¿Cómo matar la memoria?

Gregorio Morán

05/03/2016



Somos quizá el único país de Europa occidental que tiene dos problemas sin solución. A los demás les basta con uno. El primero, es obvio, consiste en una economía que creció como un niño sietemesino, pero que resultó un fabuloso negocio. Aún es el día que cuesta explicar cómo tratándose de un recién ­nacido de escasos recursos, se convirtió en una fuente de negocios que abarrotó de ­ricos sin escrúpulos una sociedad de supervivencia.

El otro problema es el de la memoria. ­Vivimos en la creencia de que todo lo que nos contaron era mentira, pero nos ocurre como a esos matrimonios antiguos, donde por pura costumbre se decide que mejor no darse por enterados que saber la verdad.

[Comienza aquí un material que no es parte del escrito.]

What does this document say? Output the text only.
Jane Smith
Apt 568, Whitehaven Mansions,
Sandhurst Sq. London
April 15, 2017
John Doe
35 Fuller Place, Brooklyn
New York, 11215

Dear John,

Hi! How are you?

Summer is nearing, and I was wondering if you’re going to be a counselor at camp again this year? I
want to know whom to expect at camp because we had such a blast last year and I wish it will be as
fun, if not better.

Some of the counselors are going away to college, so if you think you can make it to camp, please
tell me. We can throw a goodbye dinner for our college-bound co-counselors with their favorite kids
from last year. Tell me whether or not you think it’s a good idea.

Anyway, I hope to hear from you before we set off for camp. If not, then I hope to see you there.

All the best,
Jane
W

Sin que nadie lo haya enunciado nunca, porque sería políticamente incorrecto y socialmente provocador, ¿para qué sirve la verdad? ¿Acaso cotiza en bolsa? Incluso, ¿existe una verdad fuera de la fe en una Iglesia que lo ampara todo y que llena de seguridad a los delincuentes redimidos tras el “ego te absolvo”? No conozco ni un solo estafador de los últimos años que no sea cristiano viejo de misa y comunión. Uno de los principios de la mafia palermitana, madrileña o catalana es la firmeza de sus principios religiosos.

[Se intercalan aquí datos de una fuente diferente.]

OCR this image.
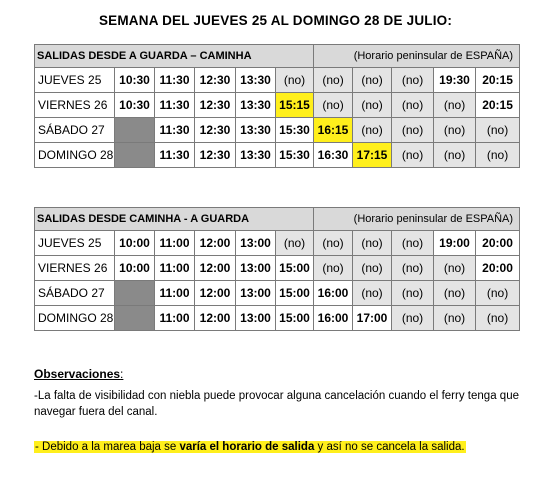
SEMANA DEL JUEVES 25 AL DOMINGO 28 DE JULIO:
SALIDAS DESDE A GUARDA – CAMINHA						(Horario peninsular de ESPAÑA)				
JUEVES 25	10:30	11:30	12:30	13:30	(no)	(no)	(no)	(no)	19:30	20:15
VIERNES 26	10:30	11:30	12:30	13:30	15:15	(no)	(no)	(no)	(no)	20:15
SÁBADO 27		11:30	12:30	13:30	15:30	16:15	(no)	(no)	(no)	(no)
DOMINGO 28		11:30	12:30	13:30	15:30	16:30	17:15	(no)	(no)	(no)
SALIDAS DESDE CAMINHA - A GUARDA						(Horario peninsular de ESPAÑA)				
JUEVES 25	10:00	11:00	12:00	13:00	(no)	(no)	(no)	(no)	19:00	20:00
VIERNES 26	10:00	11:00	12:00	13:00	15:00	(no)	(no)	(no)	(no)	20:00
SÁBADO 27		11:00	12:00	13:00	15:00	16:00	(no)	(no)	(no)	(no)
DOMINGO 28		11:00	12:00	13:00	15:00	16:00	17:00	(no)	(no)	(no)
Observaciones:
-La falta de visibilidad con niebla puede provocar alguna cancelación cuando el ferry tenga que navegar fuera del canal.
- Debido a la marea baja se varía el horario de salida y así no se cancela la salida.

Todos sabemos el valor de los aniversarios, esos números mágicos que facilitan la exaltación, la mentira, el compadreo, los recuerdos, ay, los recuerdos. El pasado 23 de febrero se conmemoró –es un decir– los 35 años del golpe de Estado de Armada-Milans-Tejero. Considero que fue el momento más importante, por peligroso, de la transición. Silencio total. El único diario que lo recogió ilustró el momento con una foto doméstica en la que ensalzaba la salida del periódico la misma madrugada del golpe de Estado. Pero bastaba esa instantánea para demostrar la impostura del gesto: “Los periodistas leen la edición de nuestro periódico en las escaleras del Congreso de Diputados”, cito de memoria por razones de vergüenza ajena. Hubieron de rectificar al día siguiente, porque nadie podía ­leer periódico alguno en las escaleras ocupadas por militares y guardias civiles, y admitieron que se trataba de la entrada al hotel Palace. ¿Nadie se acuerda de nada? Para cualquiera que lo haya vivido, apenas 35 años, no un siglo, los sucesivos filtros de un periódico serio impiden una barrabasada semejante. Como diría un modelno, ¿qué más dan unas escaleras que otras?

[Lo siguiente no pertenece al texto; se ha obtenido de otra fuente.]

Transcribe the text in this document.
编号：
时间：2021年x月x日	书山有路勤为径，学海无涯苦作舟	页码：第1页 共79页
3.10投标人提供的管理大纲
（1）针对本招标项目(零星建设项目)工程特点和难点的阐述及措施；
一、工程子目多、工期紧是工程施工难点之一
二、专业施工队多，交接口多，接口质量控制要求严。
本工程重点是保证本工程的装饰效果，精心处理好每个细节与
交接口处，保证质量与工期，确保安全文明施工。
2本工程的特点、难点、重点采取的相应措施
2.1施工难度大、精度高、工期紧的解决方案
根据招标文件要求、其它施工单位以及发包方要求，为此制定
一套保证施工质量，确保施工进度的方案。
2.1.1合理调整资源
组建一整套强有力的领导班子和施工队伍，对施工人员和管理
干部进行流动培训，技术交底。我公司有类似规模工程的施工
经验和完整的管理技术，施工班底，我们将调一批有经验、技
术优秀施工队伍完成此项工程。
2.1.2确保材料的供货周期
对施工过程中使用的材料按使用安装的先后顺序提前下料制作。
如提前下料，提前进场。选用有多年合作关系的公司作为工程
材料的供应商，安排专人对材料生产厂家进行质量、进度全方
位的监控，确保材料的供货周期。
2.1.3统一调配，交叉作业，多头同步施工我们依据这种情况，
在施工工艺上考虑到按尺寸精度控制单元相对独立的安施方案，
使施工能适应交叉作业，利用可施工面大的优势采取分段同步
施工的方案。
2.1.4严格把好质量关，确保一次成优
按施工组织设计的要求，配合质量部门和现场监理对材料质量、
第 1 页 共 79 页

Aquello que se oculta o se disimula es el principio de una realidad que se nos niega. Está en los clásicos desde hace siglos. Si tienen miedo a recordar el 23-F es porque desvelarlo sería tanto como revisar nuestro pasado inmediato y ponerle a ese pase de modelos de nuestras miserias, que no otra cosa fue el golpe, sus nombres verdaderos o el de sus herederos. ¿La trama civil? Desapareció como el hombre invisible. Las otras tramas, ¡mejor no tocarlas! Impresionante la reacción de la sociedad española defendiendo con uñas y dientes la democracia, sentada delante de un televisor esperando que Su Majestad dijera quién había ganado, y si debíamos salir corriendo o esperar el timbrazo policial de las tres de la mañana. Pero seguimos manteniendo los vídeos divertidísimos de Victoria Prego en un pack, al que sugiero añadir aquellos otros, también dirigidos a niños, en que unos payasos cantaban la canción patriótica “Susanita tiene un ratón, un ratón chiquitín…”.

Con eso hemos vivido hasta ahora y la gente se lo creía porque quería creérselo. ¿Qué es más gratificante: la verdad o las rosquillas? Por eso los españoles aceptaron aquello que hoy los nietos rechazan. Los abuelos murieron o hacen de guardería gratuita, los padres bastante tienen con asumir su inestable supervivencia. Hay otra generación que no conoció el miedo ni la vergüenza, sólo se la contaron. Por eso me gustó el recordatorio del líder de Po­demos a los cinco trabajadores asesinados impunemente en una iglesia de Vitoria mientras celebraban una asamblea. Hace ahora 40 años y Franco llevaba cuatro ­meses muerto, aunque se notara poco.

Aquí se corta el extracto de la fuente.